Livro de frases curtas assim, li eu na minha juventude. Era a Imitação de Cristo, com frases para a alma. Este é bem a “Imitação de Urbano” para exercitar o cérebro e refinar o sorrir, porque ao refinado humor se deve responder com refinado sorrir. Como em dia de inverno que vem visitar este magro Verão eu pensei naquela Metrocitrologia “Não seria possível ir alternando o alerta laranja com o alerta tangerina?”.
Também não quero aqui entrar em trocadilhos, para não ser como quele que os engenhava com tal perícia que os transformava em troca d’alhos.

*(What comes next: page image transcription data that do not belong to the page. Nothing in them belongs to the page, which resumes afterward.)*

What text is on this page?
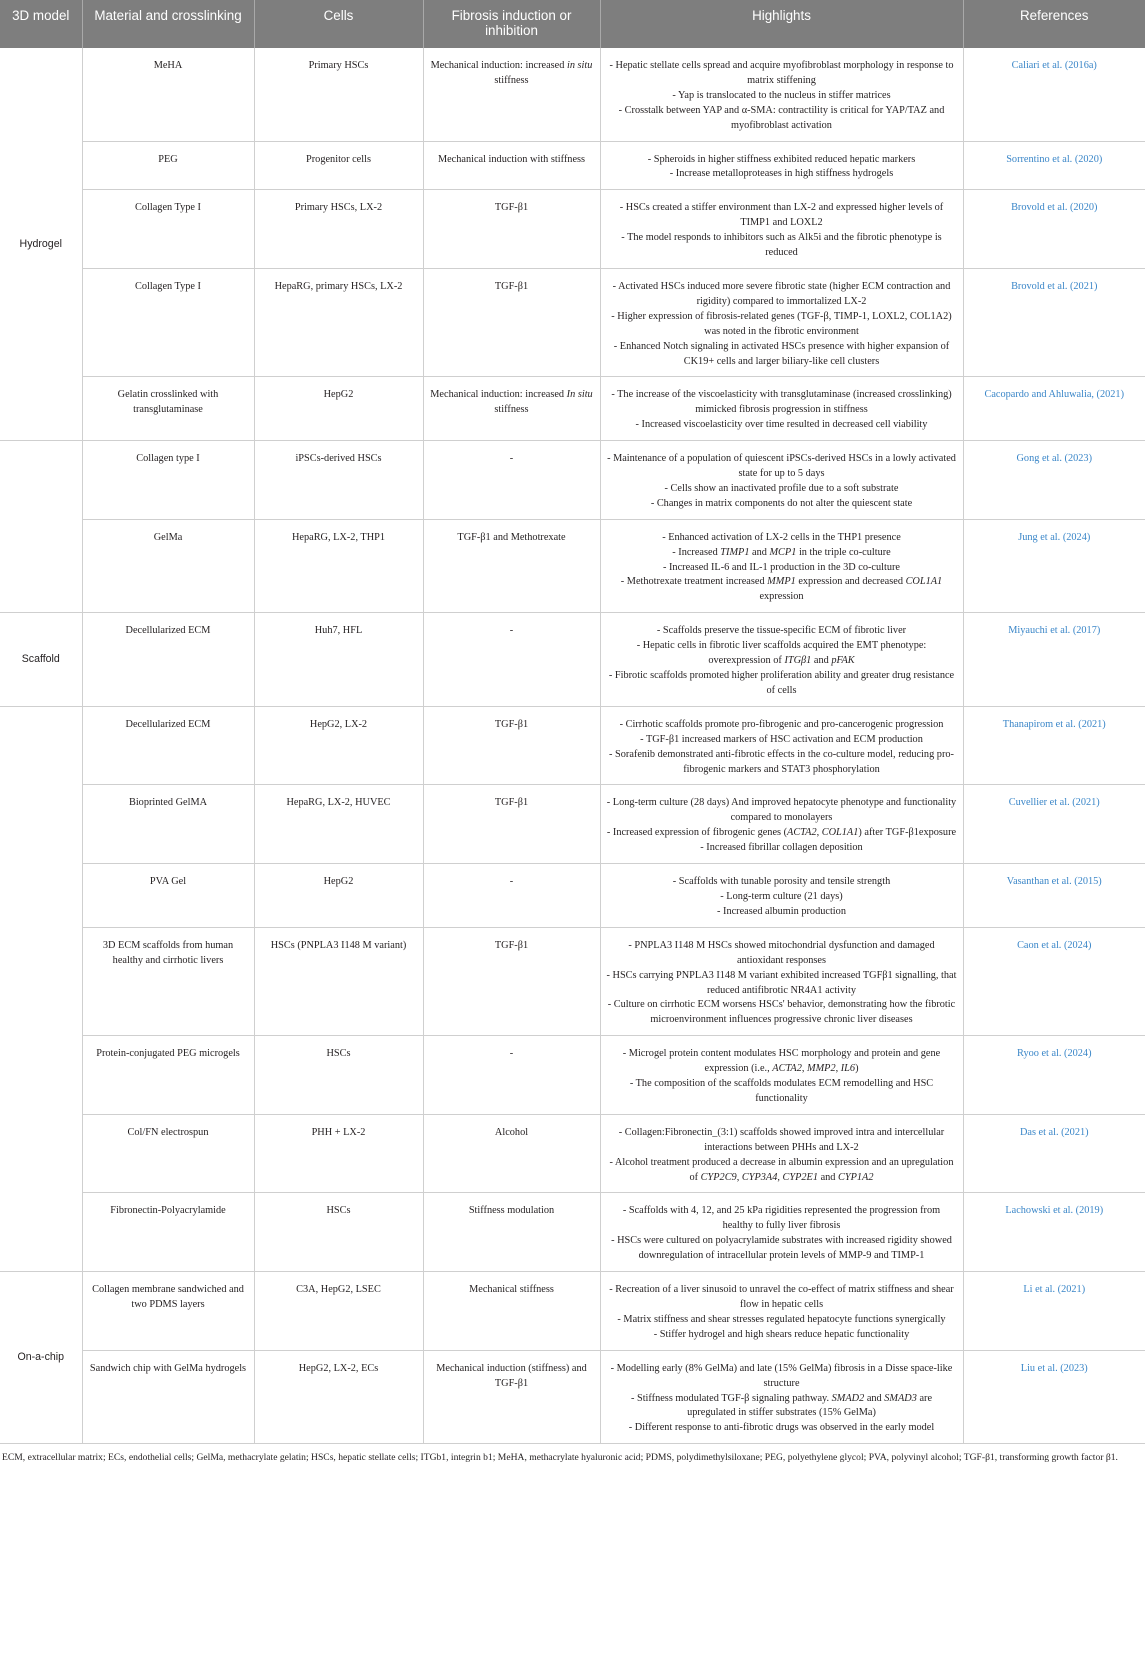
3D model	Material and crosslinking	Cells	Fibrosis induction or inhibition	Highlights	References
Hydrogel	MeHA	Primary HSCs	Mechanical induction: increased in situ stiffness	- Hepatic stellate cells spread and acquire myofibroblast morphology in response to matrix stiffening
- Yap is translocated to the nucleus in stiffer matrices
- Crosstalk between YAP and α-SMA: contractility is critical for YAP/TAZ and myofibroblast activation	Caliari et al. (2016a)
	PEG	Progenitor cells	Mechanical induction with stiffness	- Spheroids in higher stiffness exhibited reduced hepatic markers
- Increase metalloproteases in high stiffness hydrogels	Sorrentino et al. (2020)
	Collagen Type I	Primary HSCs, LX-2	TGF-β1	- HSCs created a stiffer environment than LX-2 and expressed higher levels of TIMP1 and LOXL2
- The model responds to inhibitors such as Alk5i and the fibrotic phenotype is reduced	Brovold et al. (2020)
	Collagen Type I	HepaRG, primary HSCs, LX-2	TGF-β1	- Activated HSCs induced more severe fibrotic state (higher ECM contraction and rigidity) compared to immortalized LX-2
- Higher expression of fibrosis-related genes (TGF-β, TIMP-1, LOXL2, COL1A2) was noted in the fibrotic environment
- Enhanced Notch signaling in activated HSCs presence with higher expansion of CK19+ cells and larger biliary-like cell clusters	Brovold et al. (2021)
	Gelatin crosslinked with transglutaminase	HepG2	Mechanical induction: increased In situ stiffness	- The increase of the viscoelasticity with transglutaminase (increased crosslinking) mimicked fibrosis progression in stiffness
- Increased viscoelasticity over time resulted in decreased cell viability	Cacopardo and Ahluwalia, (2021)
	Collagen type I	iPSCs-derived HSCs	-	- Maintenance of a population of quiescent iPSCs-derived HSCs in a lowly activated state for up to 5 days
- Cells show an inactivated profile due to a soft substrate
- Changes in matrix components do not alter the quiescent state	Gong et al. (2023)
	GelMa	HepaRG, LX-2, THP1	TGF-β1 and Methotrexate	- Enhanced activation of LX-2 cells in the THP1 presence
- Increased TIMP1 and MCP1 in the triple co-culture
- Increased IL-6 and IL-1 production in the 3D co-culture
- Methotrexate treatment increased MMP1 expression and decreased COL1A1 expression	Jung et al. (2024)
Scaffold	Decellularized ECM	Huh7, HFL	-	- Scaffolds preserve the tissue-specific ECM of fibrotic liver
- Hepatic cells in fibrotic liver scaffolds acquired the EMT phenotype: overexpression of ITGβ1 and pFAK
- Fibrotic scaffolds promoted higher proliferation ability and greater drug resistance of cells	Miyauchi et al. (2017)
	Decellularized ECM	HepG2, LX-2	TGF-β1	- Cirrhotic scaffolds promote pro-fibrogenic and pro-cancerogenic progression
- TGF-β1 increased markers of HSC activation and ECM production
- Sorafenib demonstrated anti-fibrotic effects in the co-culture model, reducing pro-fibrogenic markers and STAT3 phosphorylation	Thanapirom et al. (2021)
	Bioprinted GelMA	HepaRG, LX-2, HUVEC	TGF-β1	- Long-term culture (28 days) And improved hepatocyte phenotype and functionality compared to monolayers
- Increased expression of fibrogenic genes (ACTA2, COL1A1) after TGF-β1exposure
- Increased fibrillar collagen deposition	Cuvellier et al. (2021)
	PVA Gel	HepG2	-	- Scaffolds with tunable porosity and tensile strength
- Long-term culture (21 days)
- Increased albumin production	Vasanthan et al. (2015)
	3D ECM scaffolds from human healthy and cirrhotic livers	HSCs (PNPLA3 I148 M variant)	TGF-β1	- PNPLA3 I148 M HSCs showed mitochondrial dysfunction and damaged antioxidant responses
- HSCs carrying PNPLA3 I148 M variant exhibited increased TGFβ1 signalling, that reduced antifibrotic NR4A1 activity
- Culture on cirrhotic ECM worsens HSCs' behavior, demonstrating how the fibrotic microenvironment influences progressive chronic liver diseases	Caon et al. (2024)
	Protein-conjugated PEG microgels	HSCs	-	- Microgel protein content modulates HSC morphology and protein and gene expression (i.e., ACTA2, MMP2, IL6)
- The composition of the scaffolds modulates ECM remodelling and HSC functionality	Ryoo et al. (2024)
	Col/FN electrospun	PHH + LX-2	Alcohol	- Collagen:Fibronectin_(3:1) scaffolds showed improved intra and intercellular interactions between PHHs and LX-2
- Alcohol treatment produced a decrease in albumin expression and an upregulation of CYP2C9, CYP3A4, CYP2E1 and CYP1A2	Das et al. (2021)
	Fibronectin-Polyacrylamide	HSCs	Stiffness modulation	- Scaffolds with 4, 12, and 25 kPa rigidities represented the progression from healthy to fully liver fibrosis
- HSCs were cultured on polyacrylamide substrates with increased rigidity showed downregulation of intracellular protein levels of MMP-9 and TIMP-1	Lachowski et al. (2019)
On-a-chip	Collagen membrane sandwiched and two PDMS layers	C3A, HepG2, LSEC	Mechanical stiffness	- Recreation of a liver sinusoid to unravel the co-effect of matrix stiffness and shear flow in hepatic cells
- Matrix stiffness and shear stresses regulated hepatocyte functions synergically
- Stiffer hydrogel and high shears reduce hepatic functionality	Li et al. (2021)
	Sandwich chip with GelMa hydrogels	HepG2, LX-2, ECs	Mechanical induction (stiffness) and TGF-β1	- Modelling early (8% GelMa) and late (15% GelMa) fibrosis in a Disse space-like structure
- Stiffness modulated TGF-β signaling pathway. SMAD2 and SMAD3 are upregulated in stiffer substrates (15% GelMa)
- Different response to anti-fibrotic drugs was observed in the early model	Liu et al. (2023)
ECM, extracellular matrix; ECs, endothelial cells; GelMa, methacrylate gelatin; HSCs, hepatic stellate cells; ITGb1, integrin b1; MeHA, methacrylate hyaluronic acid; PDMS, polydimethylsiloxane; PEG, polyethylene glycol; PVA, polyvinyl alcohol; TGF-β1, transforming growth factor β1.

A verdade é que foi um livro que me deliciou, porque a crueza e pontaria do humor de Urbano Bettencourt tem uma direcção certa que, por vezes nos deixa suspensos e mais que suspensos, surpresos. Belo livro, num género muito pouco comum nos Açores.
Já no “Inverno de Passagem”, e apesar de alguns inéditos, senti-me a revisitar muito que tenho lido, ao longo de meio século, deste meu Amigo de juventude e companheiro de estudos em Angra e contemporâneo também dos tempos de Guiné, aqui tão cruamente presente no “Antes da noite”… Há um som que vem do fundo do sono, ou “Na noite”… os destroços daquilo que até há pouco era um corpo inteiro e tenso.
Já aqui nestas “Leituras do Atlântico” referi que Urbano Bettencourt, exímio na crónica e no ensaio, tem sempre uma escrita que respira poesia, e como se refere na apresentação deste “Inverno de Passagem”, “isso nota-se muito bem nestas narrativas – que em grande parte revisitam ficcionalmente a sua ilha natal, o Pico, o universo familiar, em especial, alargando contudo o seu poder de observação e de transfiguração criativa a outros universos geográficos ou temáticos”.
E, como gosto desta definição: «E assim me entendo como ilhéu: sentado numa pedra, rodeado de mundos, imaginados, concretos, por todos os lados. E sem sentir que deva pedir desculpa por isso, seja a quem for.»
Como já aqui referi, desde os anos setenta que o leio e sinto o amadurecer da palavra, como fruta do Pico basalticamente doce. Mas faltam-me sempre as palavras para sobre ele escrever porque me sobra a certeza da palidez do que possa dizer perante o negro telúrico da força que se desprende dos seus versos e das suas narrativas. Academicamente não tenho competência e estilisticamente mingua-me o fôlego para expressar sentimentos difíceis de partilhar. Sim, porque, reler Urbano, mesmo quando há um novo toque no texto, nunca é voltar ao local de partida, porque há sempre um sopro de novidade, na apresentação, no encadeamento e no reviver dos textos.
Deliciosa a troca correspondência entre “Urbano de Sancho” e “ Juan Carlos Bettencourt”, um trocadilho de nomes a demonstrar bem a cumplicidade literária entre Urbano Bettencourt e o escritor, poeta e colunista das Canárias. Um verdadeiro (e curto) tratado de filosofia política e social, com nomes e realidades que fascinam e, por vezes, conflituam com o politicamente correcto das linhas narrativas dos média e da opinião dominante.
Eis, pois, mais dois livros, que até no formato escolhido, são apelativos e fáceis de ler. Não direi que é leitura de Verão, porque de “Inverno de Passagem” se trata… Mas, atrevo-me a dizer que em qualquer um destes livros há momentos deliciosos… Basta abrir! Como se de uma janela se tratasse… e já se sabe que “Deus nunca fecha uma porta que não abra três janelas” (Vento encanado)…
E como não acredito que “os maiores escritores açorianos vivos estão mortos” (Parafraseando Juliette Greco), para o Urbano Bettencourt vai o meu grande abraço de parabéns e gratidão, por mais estes momentos, abraço que estendo à Companhia das Ilhas, na pessoa do seu editor Carlos Alberto Machado.